POLİS HAKKINDA SUÇ DUYURUSU
Avukat Mustafa Ali Kemal, siyasetçileri aşağıya indiren bir polisin tehditlerde bulunduğunu belirterek, suç duyurusunda bulunulmasını talep etti.
‘BU MAHKEME YARGILAMA YAPMIYOR’
HDP eski Eş Genel Başkanı Selahattin Demirtaş, Kürtçe beyanlarda bulundu. Avukatlara dönük polis saldırısını kınayan Demirtaş, “Bu davanın hiçbir şekilde hukukla alakası yok. Bu dava tamamen siyasi iktidarın amaçları doğrultusunda açıldı. Bu mahkemede yargılama yapılmıyor, hukuksuzluk yapılıyor. Hazırlanan mütalaa gerçek değil, çünkü gerçekler ters yüz edildi, bu dava ve mahkeme siyasi olduğundan kaynaklı bu duruşmadaki tavrımızda siyasidir. Bu tavrımızı devam ettireceğiz. Bu davanın amacı, siyasi olduğundan dolayı HDP’yi suçlu göstermek ve siyaset dışına çıkarmak istiyorlar. AKP ve MHP, bu davayla seçimlerde yeniden kazanılmasını istiyorlar. Amaçlarına ulaşmanın ellerinde sadece bu var. HDP’nin kapatılma davası doğrultusunda açılmış ve HDP’ye dönük büyük saldırılar yapılıyor” diye belirtti.
‘HALKIMIZ BİZE İNANSIN’
Demirtaş, şöyle devam etti: “Partimizi parçalamak istiyorlar, ama bizler geçmiş tecrübelerimizden biliyoruz, hile ile yapmaya çalışıyorlar. Bunların amacını biliyoruz, HDP daha fazla sahip çıkacak, demokrasi ve barışı yükselteceğiz. Bizi yüz binlerce yıl hapis cezasıyla tehdit etseniz de, ömür boyu hapiste tutsanız da, biz buraya HDP’li olarak girdik, HDP’li olarak çıkacağız. Hepimiz haksız ve suçsuz yere, açık bir kumpas neticesinde cezaevinde tutuluyoruz. Halkımız birlik ve beraberlik içerisinde olduğumuzu bilsin. Tamamen kumpas ve hilelerle tutuklandık. Ben kendim için değil ama rehin tutulan arkadaşlarım için üzülüyorum. Her birimiz silahın, şiddetin, savaşın bitmesi ve onurlu bir toplumsal barışın gerçekleşmesi için uzun yıllardır siyasi mücadele yürütüyoruz.
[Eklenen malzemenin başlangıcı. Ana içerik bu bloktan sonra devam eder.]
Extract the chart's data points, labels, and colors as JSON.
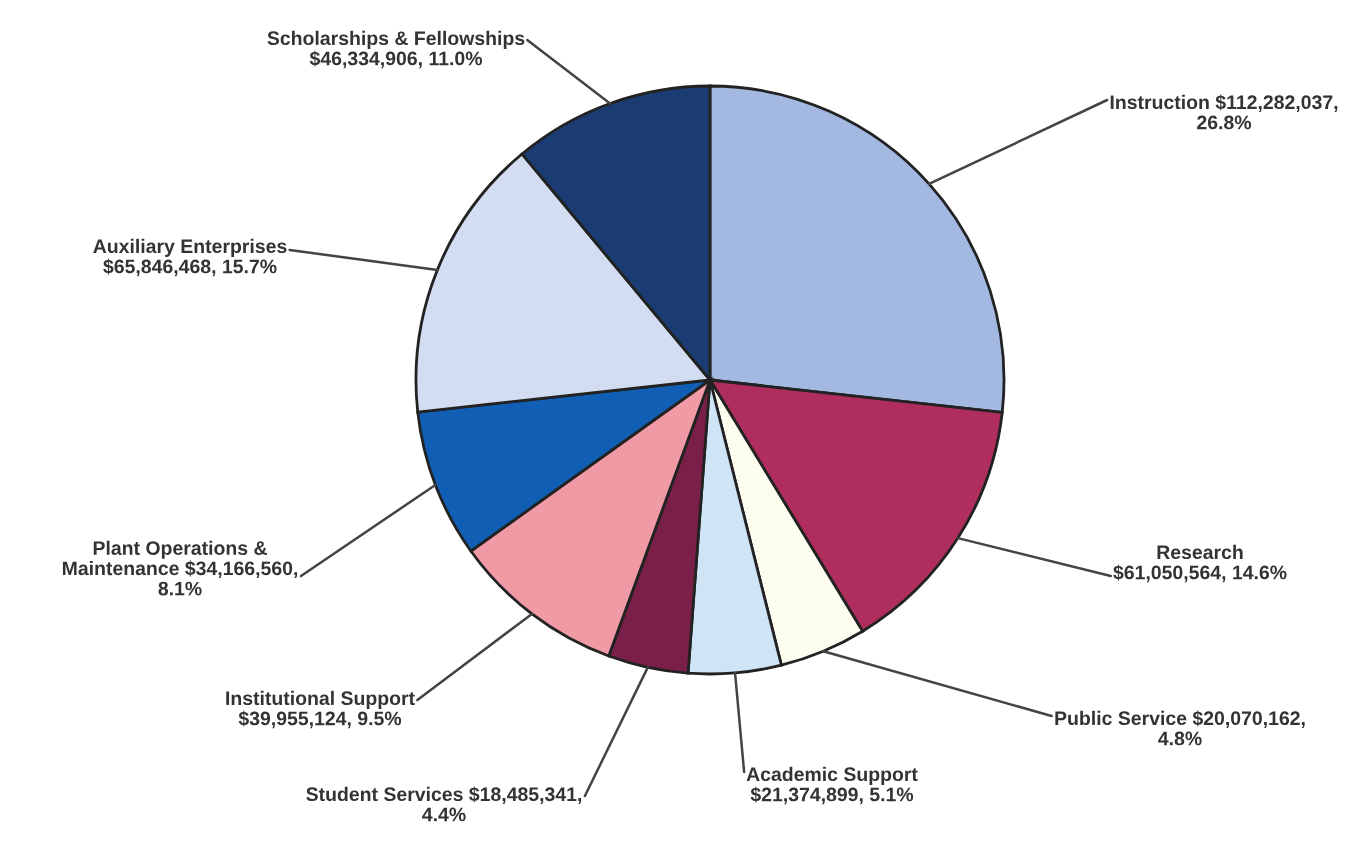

Ve hepimiz tümüyle ve sadece ama sadece fikirlerimizden, konuşmalarımızdan dolayı rehin tutuluyoruz. Ancak tarihte binlerce örneği yaşandığı gibi, bizim de fikirlerimiz hapsedilemez.
FİKİRLERİMİZ YANIMIZDA
Örneğin yolsuzluktan, hırsızlıktan, rüşvetten hapiste olsaydık, çaldığımız malları beraberimizde hapse getiremezdik. Katil olsaydık, cinayet silahını yanımızda hapse getiremezdik. Oysa bizim suç olarak görülen fikirlerimiz, şu anda yanımızda kafamızın içindedir. Aramalarda bulunamıyor, x-ray cihazından geçtiğimizde sinyal vermiyor. Zaten suç unsuru olsalardı, içeri getiremezdik. Çünkü saydığım gibi, suç unsurları cezaevlerine getirilemiyor. Fikirlerimizi, ilkelerimizi kimse bizden alamadı, bundan sonra da kimse alamayacak. Bu kararlılığımızı sağlayan en temel nedenlerden biri de dünyanın dört bir yanındaki halkımızın, sürekli artan kararlı desteğidir. Bugüne kadar halka, halkın değerlerine, mücadelesine uygun şekilde hareket etmeye çalıştık, bundan sonra da aynı şekilde olacak.
MÜTALAAYI REDDEDİYORUM
Mütalaayı bu gerekçelerle reddediyor, kabul etmiyorum. Tüm rehine arkadaşlarım açısından tutukluluk hali ağır bir ihlale dönüşmüşken, heyetinizin savunma hakkımıza bir iki günlük sınırlama getirmesini de kabul etmiyorum. Savunma sırası gelen ve hazır olan arkadaşlarımızın savunmaları bittikten sonra, en sonda savunma yapacağım. Tüm arkadaşlarımın tahliyesine karar verilmesini talep ediyor, herkese bir kez daha selamlarımı ve sevgilerimi iletiyorum.”
Duruşma siyasetçilerin beyanlarıyla devam ediyor.